Larger numbers of immigration suppress wages, and this doesn't only affect unskilled, ~minimim wage employees but also things like trades; for working class people these were traditionally a reliable and effective way out of poverty, with plumbers, electricians etc in more or less predictable demand with good pay. A large influx of workers with these skills has suppressed wages significantly and spread the work for individuals thinner. Now for people like me - the aforementioned metropolitan liberals (lol) - this is great; we get cheaper services and we get to say "hey, look at all these great migrants, coming here, working hard, paying more taxes than they receive etc". Similarly, low wages at unskilled jobs keep priced down - also good for me. So yeah, thumbs up for immigration for me. But then, I don't work a minimum wage job whose only rises come when Osborne decrees it so, nor am I Dave the would-be plumber seeing my plan for my future massively altered in a negative way because the spark apprenticeship I did for however many years has been devalued a bunch.

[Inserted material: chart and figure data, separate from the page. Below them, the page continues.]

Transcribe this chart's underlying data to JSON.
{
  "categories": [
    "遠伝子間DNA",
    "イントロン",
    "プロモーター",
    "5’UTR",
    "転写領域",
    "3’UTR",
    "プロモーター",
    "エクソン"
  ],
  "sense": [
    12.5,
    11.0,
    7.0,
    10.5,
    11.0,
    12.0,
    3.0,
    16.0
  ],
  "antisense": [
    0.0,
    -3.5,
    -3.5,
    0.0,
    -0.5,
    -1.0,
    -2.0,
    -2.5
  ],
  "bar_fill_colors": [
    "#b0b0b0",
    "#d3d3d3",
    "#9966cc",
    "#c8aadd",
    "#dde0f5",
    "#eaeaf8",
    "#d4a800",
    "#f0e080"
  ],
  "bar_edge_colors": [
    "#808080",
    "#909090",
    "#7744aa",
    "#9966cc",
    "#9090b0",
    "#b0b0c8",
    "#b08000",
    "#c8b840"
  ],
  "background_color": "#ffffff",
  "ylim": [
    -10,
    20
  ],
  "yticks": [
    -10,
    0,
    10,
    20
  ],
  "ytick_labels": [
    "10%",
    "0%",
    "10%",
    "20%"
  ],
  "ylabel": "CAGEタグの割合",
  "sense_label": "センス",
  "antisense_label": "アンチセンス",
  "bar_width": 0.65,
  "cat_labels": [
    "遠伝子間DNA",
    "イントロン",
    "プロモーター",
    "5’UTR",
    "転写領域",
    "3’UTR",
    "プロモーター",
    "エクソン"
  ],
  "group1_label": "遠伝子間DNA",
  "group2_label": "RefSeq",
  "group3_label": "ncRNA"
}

I said on a previous page that I don't think that long term constitutional issues should be affected too much by short term political realities, so it annoys me a bit when I see people hand-wave away the £350m line by saying "that's a lie! We get some of it back as farm subsidies in Wales and, besides, do you really trust the Tories to spend that money wisely if we got it back?!" I mean, firstly, I'm not thrilled about the government subsidising farms in Wales anyway, so if they gutted that, good job BJ. But the idea that the EU is protecting us from our own electoral folly by taking our money and redistributing it is not only a bizarrely self-flaggilating view but it's also one framed entirely by who won one election last year. Are you (general you, not you you) ever going to trust a British PM and Chancellor to spend that money, or is it always better in the hands of the unswerving paragon's of the EU?
Which brings me onto what I think is my last point and it's one I've banged a gong a bunch about before so I shan't dwell, but generally I'm in favour of localism and the EU is the antithesis of this. It's effective as a forum for pan-national issues, of course, but the problems with large kind-of elected bodies like this is the larger the electorate, the larger the bodies of people who end up disenfranchised become. Yeah it's PR (mostly) but a law either passes or it doesn't, ultimately. This same issue plagues every election, but the smaller the electorate, the smaller those disenfranchised groups become. Furthermore, the commission isn't elected by any reasonable definition of the word.
Now, my answer to all of these is "the benefits outweigh the negatives" but a) that doesn't mean the negatives don't exist and b) I don't think Dave the plumber is an idiot or a racist or a fascist for not wanting to remain a part of a union which has had such a significant, negative impact on his prospects.